Les traits du père ne sont pas altérés, mais il est impossible de dire s’ils trahissent la joie, l’indifférence ou la douleur. Lénora semble forte et résolue, bien qu’elle quitte le lieu de sa naissance et se sépare pour toujours de tout ce qu’elle a aimé depuis son enfance, — de ces arbres séculaires à l’épais feuillage, sous l’ombre desquels le premier sentiment d’amour s’est éveillé dans son sein ému, de ce catalpa si cher, au pied duquel le timide aveu de Gustave vint frapper son oreille comme une parole du ciel… Oui, elle est forte et courageuse, bien que ce solennel adieu remplisse son âme d’une amère tristesse ! Mais elle doit soutenir son père souffrant, elle doit épier sur son visage toutes les émotions qui agitent son cœur, elle doit veiller sur ce cœur, comme une sentinelle attentive, pour repousser par son énergie et ses témoignages d’affection le chagrin qui veut s’en emparer. Voilà pourquoi son regard est si limpide et si doux quand il s’efforce de rencontrer celui de son père…

Le père et la fille se dirigent à pas lents vers la ferme.

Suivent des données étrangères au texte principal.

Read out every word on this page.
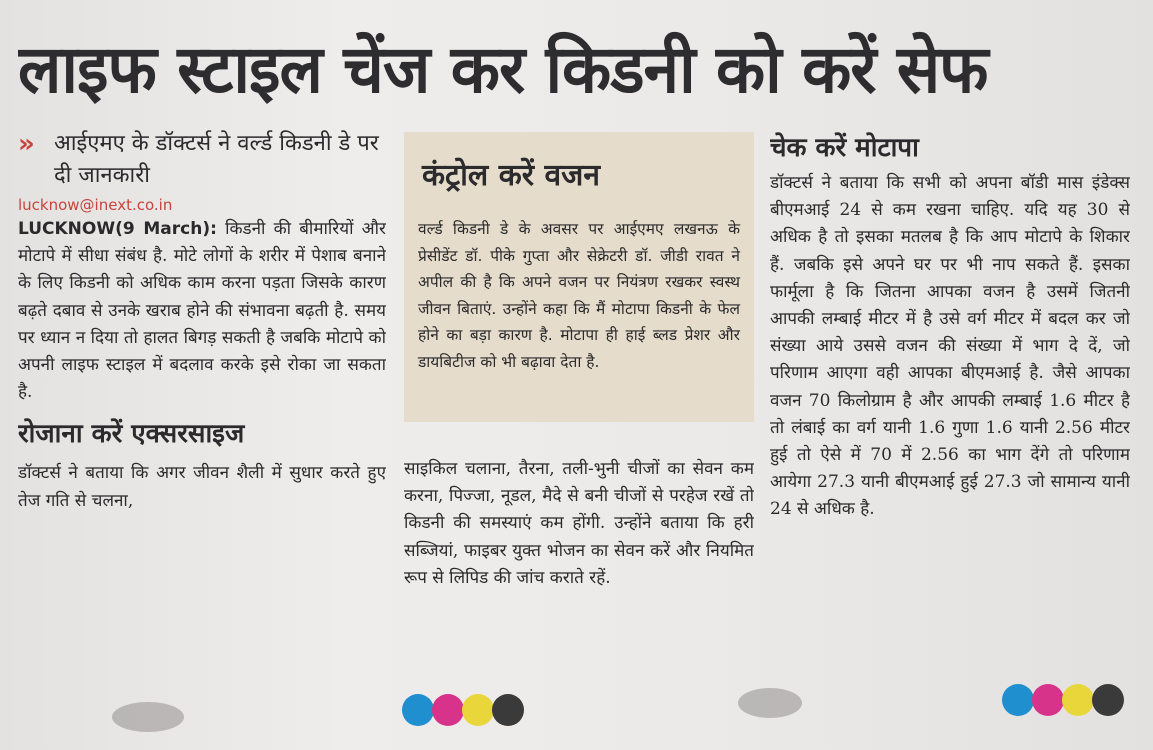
लाइफ स्टाइल चेंज कर किडनी को करें सेफ
» आईएमए के डॉक्टर्स ने वर्ल्ड किडनी डे पर दी जानकारी
lucknow@inext.co.in
LUCKNOW(9 March): किडनी की बीमारियों और मोटापे में सीधा संबंध है. मोटे लोगों के शरीर में पेशाब बनाने के लिए किडनी को अधिक काम करना पड़ता जिसके कारण बढ़ते दबाव से उनके खराब होने की संभावना बढ़ती है. समय पर ध्यान न दिया तो हालत बिगड़ सकती है जबकि मोटापे को अपनी लाइफ स्टाइल में बदलाव करके इसे रोका जा सकता है.
रोजाना करें एक्सरसाइज
डॉक्टर्स ने बताया कि अगर जीवन शैली में सुधार करते हुए तेज गति से चलना,
कंट्रोल करें वजन
वर्ल्ड किडनी डे के अवसर पर आईएमए लखनऊ के प्रेसीडेंट डॉ. पीके गुप्ता और सेक्रेटरी डॉ. जीडी रावत ने अपील की है कि अपने वजन पर नियंत्रण रखकर स्वस्थ जीवन बिताएं. उन्होंने कहा कि मैं मोटापा किडनी के फेल होने का बड़ा कारण है. मोटापा ही हाई ब्लड प्रेशर और डायबिटीज को भी बढ़ावा देता है.
साइकिल चलाना, तैरना, तली-भुनी चीजों का सेवन कम करना, पिज्जा, नूडल, मैदे से बनी चीजों से परहेज रखें तो किडनी की समस्याएं कम होंगी. उन्होंने बताया कि हरी सब्जियां, फाइबर युक्त भोजन का सेवन करें और नियमित रूप से लिपिड की जांच कराते रहें.
चेक करें मोटापा
डॉक्टर्स ने बताया कि सभी को अपना बॉडी मास इंडेक्स बीएमआई 24 से कम रखना चाहिए. यदि यह 30 से अधिक है तो इसका मतलब है कि आप मोटापे के शिकार हैं. जबकि इसे अपने घर पर भी नाप सकते हैं. इसका फार्मूला है कि जितना आपका वजन है उसमें जितनी आपकी लम्बाई मीटर में है उसे वर्ग मीटर में बदल कर जो संख्या आये उससे वजन की संख्या में भाग दे दें, जो परिणाम आएगा वही आपका बीएमआई है. जैसे आपका वजन 70 किलोग्राम है और आपकी लम्बाई 1.6 मीटर है तो लंबाई का वर्ग यानी 1.6 गुणा 1.6 यानी 2.56 मीटर हुई तो ऐसे में 70 में 2.56 का भाग देंगे तो परिणाम आयेगा 27.3 यानी बीएमआई हुई 27.3 जो सामान्य यानी 24 से अधिक है.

Ils y entrent pour prendre congé du fermier et de sa femme. Cette dernière se trouvait seule avec sa servante, dans la chambre d’en bas. — Mère Beth, dit le gentilhomme d’un ton calme et bienveillant, nous venons vous dire adieu. — La fermière, le cœur saisi d’une douloureuse anxiété, contempla un instant les deux voyageurs, remarqua avec un pénible étonnement leur costume, et, portant son tablier à ses yeux, elle sortit en gémissant par la porte de derrière. La servante posa sa tête sar l’appui de la fenêtre et se mit à sangloter tout haut.